The output of the profiler is: for each basic block (executed at least once), it produces the dynamic execution count of that basic block and all its subsequences; e.g.,
9227465 lit storelocal 9227465 storelocal branch 9227465 lit storelocal branch
I.e., a basic block consisting of ‘lit storelocal branch’ is executed 9227465 times.
This output can be combined in various ways. E.g., vmgen-ex/stat.awk adds up the occurences of a given sequence wrt dynamic execution, static occurence, and per-program occurence. E.g.,
2 16 36910041 loadlocal lit
indicates that the sequence ‘loadlocal lit’ occurs in 2 programs, in 16 places, and has been executed 36910041 times. Now you can select superinstructions in any way you like (note that compile time and space typically limit the number of superinstructions to 100–1000). After you have done that, vmgen/seq2rule.awk turns lines of the form above into rules for inclusion in a Vmgen input file. Note that this script does not ensure that all prefixes are defined, so you have to do that in other ways. So, an overall script for turning profiles into superinstructions can look like this:
awk -f stat.awk fib.prof test.prof| awk '$3>=10000'| #select sequences fgrep -v -f peephole-blacklist| #eliminate wrong instructions awk -f seq2rule.awk| #turn into superinstructions sort -k 3 >mini-super.vmg #sort sequences
Here the dynamic count is used for selecting sequences (preliminary results indicate that the static count gives better results, though); the third line eliminates sequences containing instructions that must not occur in a superinstruction, because they access a stack directly. The dynamic count selection ensures that all subsequences (including prefixes) of longer sequences occur (because subsequences have at least the same count as the longer sequences); the sort in the last line ensures that longer superinstructions occur after their prefixes.
But before using this, you have to have the profiler. Vmgen supports its creation by generating file-profile.i; you also need the wrapper file vmgen-ex/profile.c that you can use almost verbatim.
The profiler works by recording the targets of all VM control flow changes
(through SUPER_END
during execution, and through BB_BOUNDARY
in the front end), and counting (through SUPER_END
) how often they
were targeted.

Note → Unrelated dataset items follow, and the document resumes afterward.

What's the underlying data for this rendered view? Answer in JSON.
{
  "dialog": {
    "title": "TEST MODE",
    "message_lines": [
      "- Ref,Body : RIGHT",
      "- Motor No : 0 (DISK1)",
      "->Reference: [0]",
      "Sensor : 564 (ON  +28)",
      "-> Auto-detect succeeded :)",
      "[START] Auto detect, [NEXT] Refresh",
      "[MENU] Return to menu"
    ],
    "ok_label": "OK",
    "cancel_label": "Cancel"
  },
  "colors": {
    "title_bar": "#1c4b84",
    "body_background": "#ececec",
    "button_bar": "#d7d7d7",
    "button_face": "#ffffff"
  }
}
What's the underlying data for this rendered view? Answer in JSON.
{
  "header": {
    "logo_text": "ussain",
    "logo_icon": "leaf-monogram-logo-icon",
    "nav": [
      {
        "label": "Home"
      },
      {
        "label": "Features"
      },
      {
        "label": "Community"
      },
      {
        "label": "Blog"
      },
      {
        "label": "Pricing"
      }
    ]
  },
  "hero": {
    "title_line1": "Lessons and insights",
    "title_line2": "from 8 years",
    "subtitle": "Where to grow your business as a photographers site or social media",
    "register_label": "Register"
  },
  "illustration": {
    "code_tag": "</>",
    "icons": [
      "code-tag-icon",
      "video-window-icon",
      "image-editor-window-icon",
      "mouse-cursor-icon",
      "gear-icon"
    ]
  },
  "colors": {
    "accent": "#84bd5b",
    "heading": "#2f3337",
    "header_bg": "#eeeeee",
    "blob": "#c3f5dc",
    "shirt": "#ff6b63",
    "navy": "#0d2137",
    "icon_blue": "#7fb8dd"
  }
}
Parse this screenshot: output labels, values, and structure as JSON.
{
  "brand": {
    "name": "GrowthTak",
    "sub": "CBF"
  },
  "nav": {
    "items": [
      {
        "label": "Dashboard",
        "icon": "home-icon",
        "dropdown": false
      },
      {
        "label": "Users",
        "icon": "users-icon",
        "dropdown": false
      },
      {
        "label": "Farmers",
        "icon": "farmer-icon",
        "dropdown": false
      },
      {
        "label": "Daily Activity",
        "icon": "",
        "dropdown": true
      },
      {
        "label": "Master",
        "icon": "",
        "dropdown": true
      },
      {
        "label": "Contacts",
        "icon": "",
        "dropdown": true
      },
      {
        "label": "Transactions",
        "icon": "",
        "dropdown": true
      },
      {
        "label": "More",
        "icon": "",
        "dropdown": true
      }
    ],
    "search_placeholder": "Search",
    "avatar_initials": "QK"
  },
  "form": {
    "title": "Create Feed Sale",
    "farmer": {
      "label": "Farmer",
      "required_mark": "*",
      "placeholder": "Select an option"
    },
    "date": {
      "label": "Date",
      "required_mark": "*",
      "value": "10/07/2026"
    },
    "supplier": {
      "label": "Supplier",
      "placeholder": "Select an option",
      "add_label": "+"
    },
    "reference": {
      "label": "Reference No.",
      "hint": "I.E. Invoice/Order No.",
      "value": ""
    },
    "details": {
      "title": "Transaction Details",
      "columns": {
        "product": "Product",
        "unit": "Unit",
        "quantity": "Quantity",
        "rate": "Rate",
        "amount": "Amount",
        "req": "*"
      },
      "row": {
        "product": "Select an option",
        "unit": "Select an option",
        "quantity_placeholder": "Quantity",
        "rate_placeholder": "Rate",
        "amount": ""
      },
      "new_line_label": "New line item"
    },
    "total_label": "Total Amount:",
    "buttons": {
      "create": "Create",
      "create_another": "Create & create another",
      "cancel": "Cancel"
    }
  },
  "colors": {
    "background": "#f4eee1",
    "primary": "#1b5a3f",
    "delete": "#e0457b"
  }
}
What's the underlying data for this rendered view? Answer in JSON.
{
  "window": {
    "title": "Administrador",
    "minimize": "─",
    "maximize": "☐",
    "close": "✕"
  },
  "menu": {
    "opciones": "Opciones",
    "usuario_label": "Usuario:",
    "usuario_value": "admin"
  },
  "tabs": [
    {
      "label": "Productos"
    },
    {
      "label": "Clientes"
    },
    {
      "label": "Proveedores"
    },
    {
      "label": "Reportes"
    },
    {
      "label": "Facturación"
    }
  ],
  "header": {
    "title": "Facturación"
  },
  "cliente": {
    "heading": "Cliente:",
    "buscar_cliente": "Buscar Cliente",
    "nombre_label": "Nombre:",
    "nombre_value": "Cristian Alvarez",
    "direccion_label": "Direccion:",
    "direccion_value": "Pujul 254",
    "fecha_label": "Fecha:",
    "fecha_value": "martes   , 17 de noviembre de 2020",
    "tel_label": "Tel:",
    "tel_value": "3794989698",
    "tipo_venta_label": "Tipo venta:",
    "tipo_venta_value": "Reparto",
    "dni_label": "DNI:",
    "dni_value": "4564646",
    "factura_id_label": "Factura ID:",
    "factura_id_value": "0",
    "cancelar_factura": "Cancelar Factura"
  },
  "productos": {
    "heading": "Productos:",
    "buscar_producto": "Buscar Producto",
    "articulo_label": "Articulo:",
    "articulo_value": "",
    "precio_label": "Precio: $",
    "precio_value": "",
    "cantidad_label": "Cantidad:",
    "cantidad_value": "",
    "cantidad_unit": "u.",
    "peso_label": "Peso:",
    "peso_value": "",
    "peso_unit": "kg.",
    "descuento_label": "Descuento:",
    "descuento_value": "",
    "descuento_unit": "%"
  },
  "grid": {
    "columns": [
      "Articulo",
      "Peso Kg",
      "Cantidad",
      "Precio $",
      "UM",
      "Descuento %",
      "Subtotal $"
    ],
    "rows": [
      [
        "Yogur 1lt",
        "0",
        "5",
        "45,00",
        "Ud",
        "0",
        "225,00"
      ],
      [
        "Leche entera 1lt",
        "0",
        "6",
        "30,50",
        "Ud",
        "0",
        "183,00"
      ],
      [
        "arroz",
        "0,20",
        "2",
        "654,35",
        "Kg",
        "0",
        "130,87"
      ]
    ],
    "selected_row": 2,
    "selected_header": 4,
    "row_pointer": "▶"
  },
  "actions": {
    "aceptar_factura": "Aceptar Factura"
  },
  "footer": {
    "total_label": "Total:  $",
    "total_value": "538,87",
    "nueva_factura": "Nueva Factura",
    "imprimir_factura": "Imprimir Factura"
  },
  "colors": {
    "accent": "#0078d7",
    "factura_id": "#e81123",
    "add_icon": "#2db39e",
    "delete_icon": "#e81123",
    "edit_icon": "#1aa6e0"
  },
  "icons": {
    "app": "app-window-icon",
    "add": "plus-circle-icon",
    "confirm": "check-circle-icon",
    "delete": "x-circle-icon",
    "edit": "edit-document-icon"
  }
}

After the program run, the numbers are corrected such that
each VM basic block has the correct count (entering a block without
executing a branch does not increase the count, and the correction fixes
that), then the subsequences of all basic blocks are printed. To get all
this, you just have to define SUPER_END
(and BB_BOUNDARY
)
appropriately, and call vm_print_profile(FILE *file)
when you want to
output the profile on file
.
The file-profile.i is similar to the disassembler file, and it
uses variables and functions defined in vmgen-ex/profile.c, plus
VM_IS_INST
already defined for the VM disassembler (see VM disassembler).